Bremerhaven – Ist das Kunst oder kann das weg? Dieser geläufige Spruch zu „ungewöhnlichen“ Kunstwerken trifft auf eine Skulptur in Bremerhaven mehr denn je zu. Denn vor den Türen der Kunsthalle mitten in der Innenstadt befindet sich neuerdings ein übergroßer metallener Penis, daran angekettet ist ein altes Fahrradgerüst. Welche Intention steckt hinter diesem geradezu pornösen Kunstwerk und geht eine solche Aufmachung überhaupt noch als Kunst durch?

Installationskünstlerin und Bildhauerin:Liz Craft
Geboren:1970
Bachelor of Arts:Otis Parsons im Jahr 1994
Master of Fine Art:Universität Kalifornien, Los Angeles im Jahr 1997

Kunst oder Obszönität? Phallus-Kunstwerk in Bremerhaven wirft Fragen auf

Hinter der genauso ungewöhnlich wie anzüglich erscheinenden Penis-Plastik steckt die Künstlerin Liz Craft aus Los Angeles in Kalifornien. Der obszöne Metall-Phallus gehört zu ihrer Ausstellung mit dem Titel „Do you love me now?“, die seit dem 30. Januar 2022 in der Kunsthalle von Bremerhaven besucht werden kann. Die Ausstellung fällt unter die Definition der Populärkunst und wurde bereits in Paris, London und New York City zur Schau gestellt. Auf einem Familienspielplatz in Kanada sorgte auch eine obszöne Rutsche bei viele Eltern bereits für Entsetzen – diese stellte nämlich auf sehr grafische Art und Weise den Geschlechtsakt dar.

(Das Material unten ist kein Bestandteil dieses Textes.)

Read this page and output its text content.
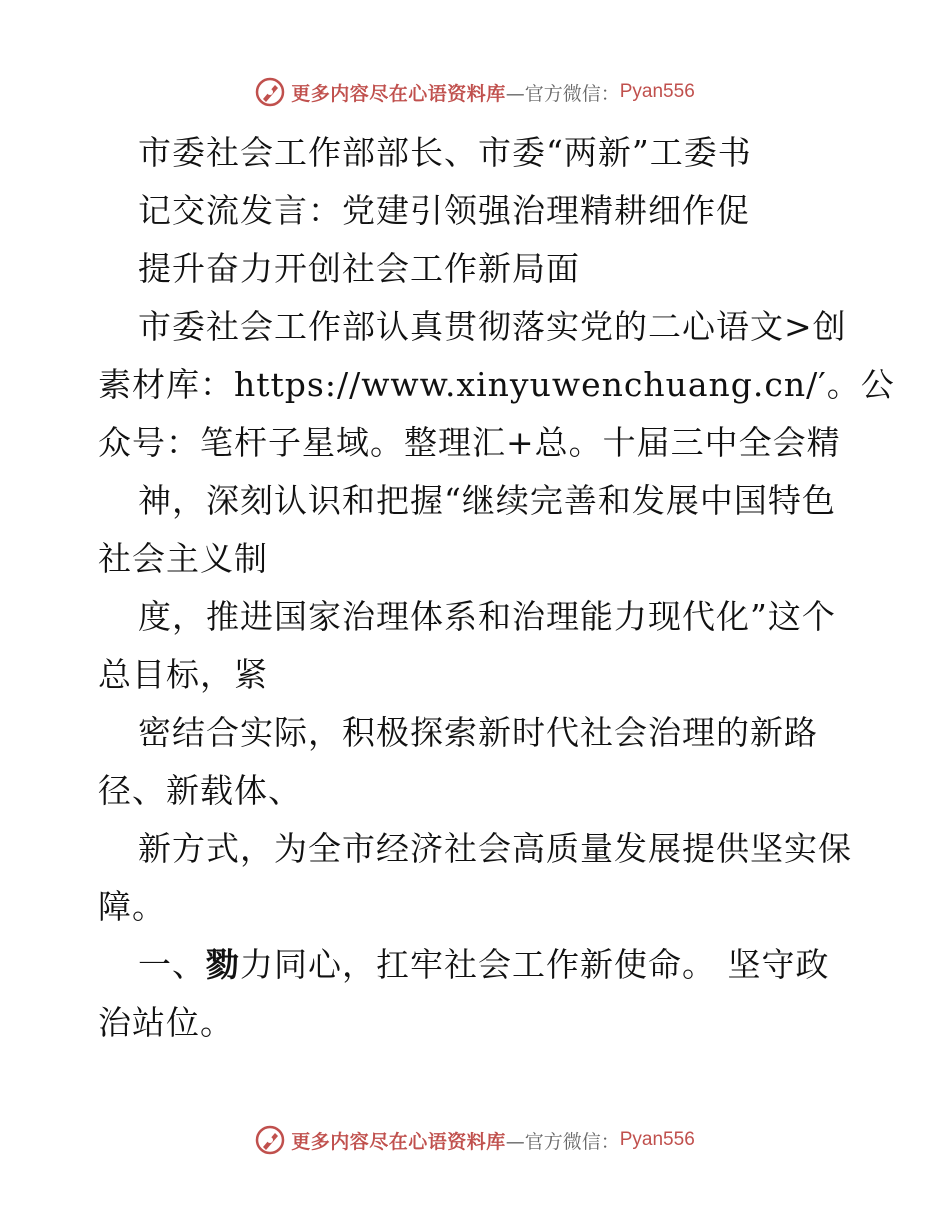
更多内容尽在心语资料库 —官方微信： Pyan556
市委社会工作部部长、市委“两新”工委书
记交流发言：党建引领强治理精耕细作促
提升奋力开创社会工作新局面
市委社会工作部认真贯彻落实党的二心语文>创
素材库：https://www.xinyuwenchuang.cn/′。公
众号：笔杆子星域。整理汇+总。十届三中全会精
神，深刻认识和把握“继续完善和发展中国特色
社会主义制
度，推进国家治理体系和治理能力现代化”这个
总目标，紧
密结合实际，积极探索新时代社会治理的新路
径、新载体、
新方式，为全市经济社会高质量发展提供坚实保
障。
一、勠力同心，扛牢社会工作新使命。 坚守政
治站位。
更多内容尽在心语资料库 —官方微信： Pyan556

Die eigentliche Exposition von Liz Crafts Werken befindet sich im Inneren der Bremerhavener Kunsthalle – wer an der Halle nur vorbeigeht, sieht vor der Tür also ausschließlich das silbern strahlende männliche Geschlechtsteil mit einem alten Fahrradgerüst davor stehen. Geht das denn noch als Kunst durch, für sich stehend und isoliert von den restlichen Ausstellungs-Werken? „Natürlich ist das Kunst“, äußert Kai Kähler bestimmt und ohne zu zögern gegenüber „buten un binnen“. Er fungiert als Leiter des Historischen Museums Bremerhaven und war Geschäftsführer des Kunstvereins der niedersächsischen* Stadt. Kähler erklärt die Penis-Figur mit den Worten: „Er ist nicht natürlich entstanden, sondern wurde künstlich gemacht“, und fügt gegenüber „buten un binnen“ hinzu: „Er steht ja nicht allein, da hängt ja ein Fahrrad dran.“ Außerdem habe die Künstlerin eine Intention gehabt, die man auch im Zusammenhang mit der Gesamtausstellung sehen müsse.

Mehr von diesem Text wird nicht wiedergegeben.